Depending upon the functional unit, the other products and/or services are modeled through system boundary expansion. In the TVR process, there are many co-products or services provided: disposal of used tires, production of light fuel feedstock, production of heavy fuel feedstock, production of carbon black and production of steel. In addition, Monte Carlo simulations were used to understand the statistical reliability of the results with respect to the data quality, and results were only reported if they were consistent across 95% or more of the comparative simulations.
OPENLCA CML BIOGENIC CARBON ISO
This comparative LCA study, which underwent an ISO compliant panel critical review, included the use of midpoint (TRACI) and damage (ReCiPe Endpoint) categories. Life cycle assessment (LCA) was used to examine the life cycle impacts of the TVR process relative to conventional tire disposal in an incinerator or landfill, as well as to quantify the production of several useful co-products generated in the TVR process.Īttributional LCA was used to analyze the TVR system from multiple vantage points to understand the TVR system from an operating perspective, as a disposal service for waste tires and as a production method for fuel feedstocks. Green Carbon has developed a thermal vacuum recovery (TVR) system to recycle on-road and off-road tires and tracks and process them into high carbon steel, carbon black, two grades of fuel feedstocks and a hydrocarbon-rich gas (process gas), which is used to heat the process. We present a decision-tree framework outlining proposed steps needed to enhance HH CF modeling incorporating new techniques to rapidly estimate chemical exposure and effects.ġ. This requires incorporating advances in rapid near-field exposure modeling and source characterization.

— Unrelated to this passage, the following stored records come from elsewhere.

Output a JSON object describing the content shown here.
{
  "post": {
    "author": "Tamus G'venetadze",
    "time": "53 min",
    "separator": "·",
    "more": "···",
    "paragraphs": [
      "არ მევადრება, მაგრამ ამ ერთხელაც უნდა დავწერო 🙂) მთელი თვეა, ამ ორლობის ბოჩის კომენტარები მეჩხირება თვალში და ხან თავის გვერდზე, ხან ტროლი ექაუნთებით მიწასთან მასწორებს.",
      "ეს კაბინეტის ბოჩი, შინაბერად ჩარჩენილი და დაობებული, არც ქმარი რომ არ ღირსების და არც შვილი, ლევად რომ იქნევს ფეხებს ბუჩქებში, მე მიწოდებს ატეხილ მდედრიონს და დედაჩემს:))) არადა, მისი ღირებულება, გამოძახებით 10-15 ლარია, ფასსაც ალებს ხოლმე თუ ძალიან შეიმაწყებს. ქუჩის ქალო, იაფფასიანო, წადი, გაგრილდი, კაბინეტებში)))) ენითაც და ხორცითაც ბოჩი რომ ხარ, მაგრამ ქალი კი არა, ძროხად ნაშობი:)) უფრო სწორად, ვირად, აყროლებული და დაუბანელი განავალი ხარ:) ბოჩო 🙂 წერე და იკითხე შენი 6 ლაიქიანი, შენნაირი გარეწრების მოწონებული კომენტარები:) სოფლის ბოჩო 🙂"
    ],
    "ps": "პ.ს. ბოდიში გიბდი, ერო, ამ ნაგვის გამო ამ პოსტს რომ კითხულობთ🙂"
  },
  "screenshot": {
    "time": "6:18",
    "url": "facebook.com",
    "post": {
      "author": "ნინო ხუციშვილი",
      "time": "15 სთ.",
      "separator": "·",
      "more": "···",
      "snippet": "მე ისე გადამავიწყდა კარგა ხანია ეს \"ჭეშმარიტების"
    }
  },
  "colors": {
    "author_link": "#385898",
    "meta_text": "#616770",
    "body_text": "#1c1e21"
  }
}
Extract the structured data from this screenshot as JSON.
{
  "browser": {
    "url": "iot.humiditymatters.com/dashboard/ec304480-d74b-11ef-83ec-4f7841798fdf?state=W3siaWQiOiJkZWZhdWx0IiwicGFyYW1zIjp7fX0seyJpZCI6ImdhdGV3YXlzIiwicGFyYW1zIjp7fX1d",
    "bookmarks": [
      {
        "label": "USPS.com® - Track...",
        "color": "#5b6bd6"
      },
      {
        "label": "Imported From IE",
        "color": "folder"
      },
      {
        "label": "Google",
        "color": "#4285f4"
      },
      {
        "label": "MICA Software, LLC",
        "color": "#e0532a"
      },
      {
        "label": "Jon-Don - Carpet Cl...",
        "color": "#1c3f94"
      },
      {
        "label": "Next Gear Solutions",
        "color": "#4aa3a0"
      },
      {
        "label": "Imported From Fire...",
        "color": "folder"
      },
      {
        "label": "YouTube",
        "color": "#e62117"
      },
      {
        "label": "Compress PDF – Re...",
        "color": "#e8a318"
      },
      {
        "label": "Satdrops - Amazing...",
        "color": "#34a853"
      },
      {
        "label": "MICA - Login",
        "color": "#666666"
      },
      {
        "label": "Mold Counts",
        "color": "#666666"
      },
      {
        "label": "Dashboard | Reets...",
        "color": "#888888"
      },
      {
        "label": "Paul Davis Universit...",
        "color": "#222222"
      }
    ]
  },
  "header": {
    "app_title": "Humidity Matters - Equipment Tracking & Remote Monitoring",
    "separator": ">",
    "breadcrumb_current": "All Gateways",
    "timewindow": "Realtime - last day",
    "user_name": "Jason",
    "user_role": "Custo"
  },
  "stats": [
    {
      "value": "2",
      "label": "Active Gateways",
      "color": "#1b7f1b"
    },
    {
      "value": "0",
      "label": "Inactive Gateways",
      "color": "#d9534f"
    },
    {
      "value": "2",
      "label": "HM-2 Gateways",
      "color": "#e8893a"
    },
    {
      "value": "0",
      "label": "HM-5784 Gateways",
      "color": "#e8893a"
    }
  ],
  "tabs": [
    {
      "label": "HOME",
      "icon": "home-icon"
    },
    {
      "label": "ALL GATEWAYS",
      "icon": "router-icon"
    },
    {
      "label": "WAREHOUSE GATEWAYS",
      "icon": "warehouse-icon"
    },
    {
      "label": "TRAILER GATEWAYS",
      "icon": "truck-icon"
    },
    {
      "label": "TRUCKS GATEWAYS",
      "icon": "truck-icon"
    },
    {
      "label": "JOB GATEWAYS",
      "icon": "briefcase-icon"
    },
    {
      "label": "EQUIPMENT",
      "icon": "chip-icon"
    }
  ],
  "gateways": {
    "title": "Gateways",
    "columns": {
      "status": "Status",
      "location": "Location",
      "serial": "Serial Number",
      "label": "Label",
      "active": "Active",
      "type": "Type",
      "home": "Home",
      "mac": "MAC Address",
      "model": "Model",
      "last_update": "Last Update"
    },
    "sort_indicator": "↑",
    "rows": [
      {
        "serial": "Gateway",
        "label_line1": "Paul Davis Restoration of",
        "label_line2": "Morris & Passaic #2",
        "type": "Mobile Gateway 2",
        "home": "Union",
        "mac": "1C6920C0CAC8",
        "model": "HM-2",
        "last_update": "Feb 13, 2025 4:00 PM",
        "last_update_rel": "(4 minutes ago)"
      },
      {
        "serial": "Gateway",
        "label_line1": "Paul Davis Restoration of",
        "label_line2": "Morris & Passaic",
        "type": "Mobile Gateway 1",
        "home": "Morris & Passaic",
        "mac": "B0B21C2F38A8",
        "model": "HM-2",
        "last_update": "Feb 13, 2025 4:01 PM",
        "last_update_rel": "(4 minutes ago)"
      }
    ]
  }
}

Using computer modeled toxicities, however, may provide the most practical solution for a priori HH effect factor predictions, which could be used with modeled exposure factors to derive CFs.Īs exposure is also a key component of HH CFs, we also discuss the inclusion of use-phase near-field sources in LCIA. The bioactivities derived from ToxCast have been combined with pharmacokinetic and exposure modeling to rank and prioritize chemicals for risk assessment, and this type of analysis may lend itself to LCIA techniques, which are comparative in nature.

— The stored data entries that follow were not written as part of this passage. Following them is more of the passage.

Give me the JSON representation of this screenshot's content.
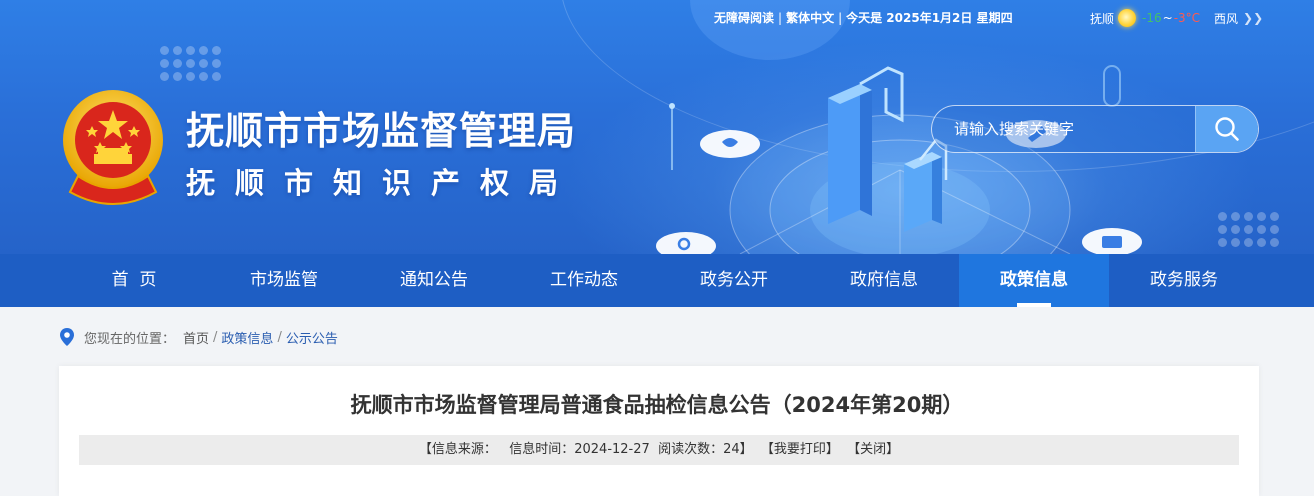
{
  "topbar": {
    "accessibility": "无障碍阅读",
    "traditional": "繁体中文",
    "today": "今天是 2025年1月2日 星期四"
  },
  "weather": {
    "city": "抚顺",
    "temp_low": "-16",
    "tilde": "~",
    "temp_high": "-3°C",
    "wind": "西风",
    "icon": "sun-icon"
  },
  "header": {
    "title_main": "抚顺市市场监督管理局",
    "title_sub": "抚顺市知识产权局"
  },
  "search": {
    "placeholder": "请输入搜索关键字"
  },
  "nav": {
    "items": [
      {
        "label": "首  页"
      },
      {
        "label": "市场监管"
      },
      {
        "label": "通知公告"
      },
      {
        "label": "工作动态"
      },
      {
        "label": "政务公开"
      },
      {
        "label": "政府信息"
      },
      {
        "label": "政策信息"
      },
      {
        "label": "政务服务"
      }
    ],
    "active_index": 6
  },
  "breadcrumb": {
    "prefix": "您现在的位置：",
    "items": [
      "首页",
      "政策信息",
      "公示公告"
    ],
    "sep": "/"
  },
  "article": {
    "title": "抚顺市市场监督管理局普通食品抽检信息公告（2024年第20期）",
    "source_label": "【信息来源：",
    "time_label": "信息时间：2024-12-27",
    "views_label": "阅读次数：24】",
    "print": "【我要打印】",
    "close": "【关闭】"
  },
  "colors": {
    "banner": "#2a6fd8",
    "nav": "#1e5ec4",
    "nav_active": "#1f76df",
    "breadcrumb_current": "#2a5db0"
  }
}
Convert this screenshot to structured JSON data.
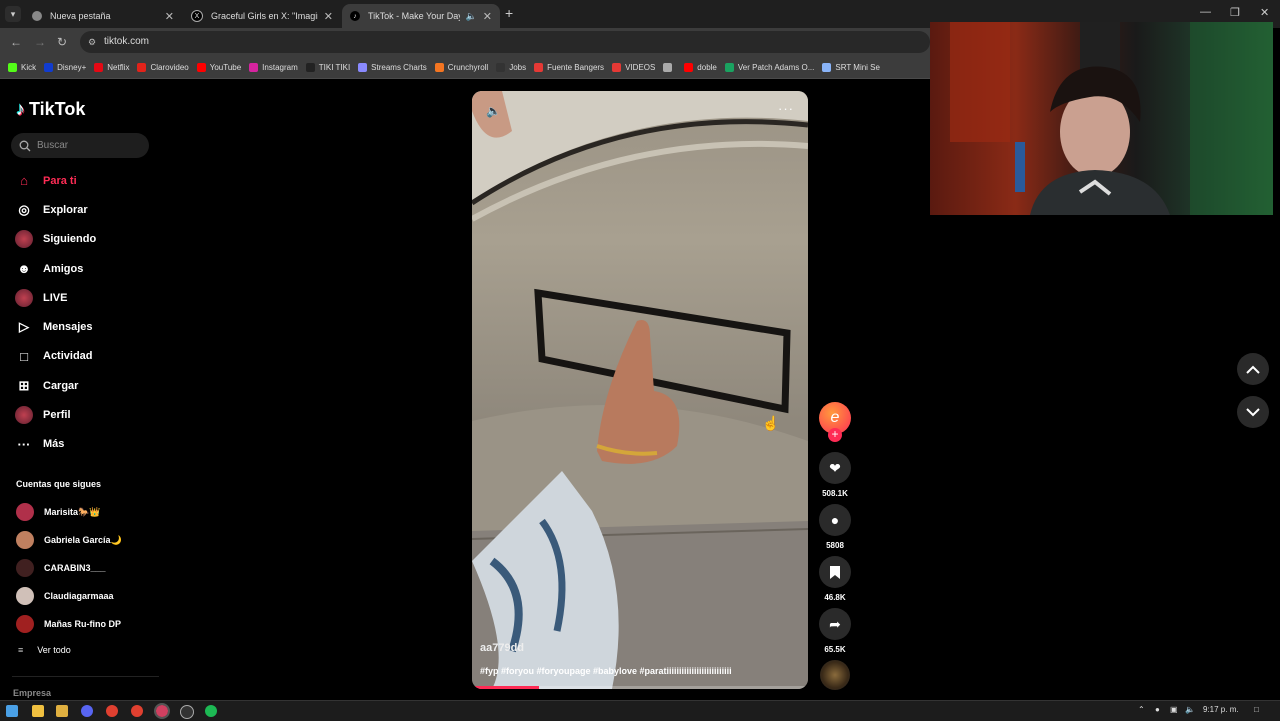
{
  "browser": {
    "tabs": [
      {
        "label": "Nueva pestaña",
        "active": false
      },
      {
        "label": "Graceful Girls en X: \"Imagine w",
        "active": false
      },
      {
        "label": "TikTok - Make Your Day",
        "active": true
      }
    ],
    "url": "tiktok.com",
    "bookmarks": [
      {
        "label": "Kick",
        "color": "#53fc18"
      },
      {
        "label": "Disney+",
        "color": "#113ccf"
      },
      {
        "label": "Netflix",
        "color": "#e50914"
      },
      {
        "label": "Clarovideo",
        "color": "#e2231a"
      },
      {
        "label": "YouTube",
        "color": "#ff0000"
      },
      {
        "label": "Instagram",
        "color": "#d6249f"
      },
      {
        "label": "TIKI TIKI",
        "color": "#222222"
      },
      {
        "label": "Streams Charts",
        "color": "#8a8aff"
      },
      {
        "label": "Crunchyroll",
        "color": "#f47521"
      },
      {
        "label": "Jobs",
        "color": "#333333"
      },
      {
        "label": "Fuente Bangers",
        "color": "#e53935"
      },
      {
        "label": "VIDEOS",
        "color": "#e53935"
      },
      {
        "label": "",
        "color": "#aaaaaa"
      },
      {
        "label": "doble",
        "color": "#ff0000"
      },
      {
        "label": "Ver Patch Adams O...",
        "color": "#1aa260"
      },
      {
        "label": "SRT Mini Se",
        "color": "#8ab4f8"
      }
    ]
  },
  "sidebar": {
    "logo": "TikTok",
    "search_placeholder": "Buscar",
    "nav": [
      {
        "label": "Para ti",
        "icon": "home-icon",
        "active": true
      },
      {
        "label": "Explorar",
        "icon": "compass-icon",
        "active": false
      },
      {
        "label": "Siguiendo",
        "icon": "avatar",
        "active": false
      },
      {
        "label": "Amigos",
        "icon": "friends-icon",
        "active": false
      },
      {
        "label": "LIVE",
        "icon": "avatar",
        "active": false
      },
      {
        "label": "Mensajes",
        "icon": "send-icon",
        "active": false
      },
      {
        "label": "Actividad",
        "icon": "activity-icon",
        "active": false
      },
      {
        "label": "Cargar",
        "icon": "upload-icon",
        "active": false
      },
      {
        "label": "Perfil",
        "icon": "avatar",
        "active": false
      },
      {
        "label": "Más",
        "icon": "more-icon",
        "active": false
      }
    ],
    "following_header": "Cuentas que sigues",
    "following": [
      {
        "name": "Marisita🐎👑",
        "color": "#b0304a"
      },
      {
        "name": "Gabriela García🌙",
        "color": "#c08060"
      },
      {
        "name": "CARABIN3___",
        "color": "#402020"
      },
      {
        "name": "Claudiagarmaaa",
        "color": "#d0c0b8"
      },
      {
        "name": "Mañas Ru-fino DP",
        "color": "#a02020"
      }
    ],
    "see_all": "Ver todo",
    "footer": "Empresa"
  },
  "video": {
    "username": "aa779dd",
    "caption": "#fyp #foryou #foryoupage #babylove #paratiiiiiiiiiiiiiiiiiiiiiiiiii",
    "progress": 0.2
  },
  "actions": {
    "likes": "508.1K",
    "comments": "5808",
    "saves": "46.8K",
    "shares": "65.5K"
  },
  "taskbar": {
    "time": "9:17 p. m."
  }
}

OPENLCA CML BIOGENIC CARBON SOFTWARE
An example of this is the Toxicity Estimation Software Tool (TEST), also developed at the EPA, which allows for rapid chemical toxicity estimation based on chemical structure properties. Computational models can be used to estimate chemical toxicity, for example using quantitative structure activity relationships (QSARs). In recent years, the EPA developed the Toxicity Forecaster (ToxCast) program, which uses high-throughput in vitro assay methods to estimate chemical bioactivity for thousands of chemicals without the use of animals. We explore incorporating advances near-field exposure modeling and chemical toxicity estimation techniques into HH impact assessment. This poses a challenge for incorporating HH impacts into LCIA, especially during the product design phase when focusing on newly developed chemicals or chemical alternatives. This method is thus limited to chemicals without near-field releases and to those with empirically derived toxicity factors and is not applicable to chemicals with little or no effect data available. In the widely used USEtox LCIA framework, exposure is characterized via modeled intake fractions which are focused on far-field chemical releases, and toxicity is characterized via effect factors, which have been derived from experimental toxicity studies. Within Life Cycle Impact Assessment (LCIA), characterization factors (CFs) for chemically- mediated human health (HH) impacts are a combination of exposure and toxicity.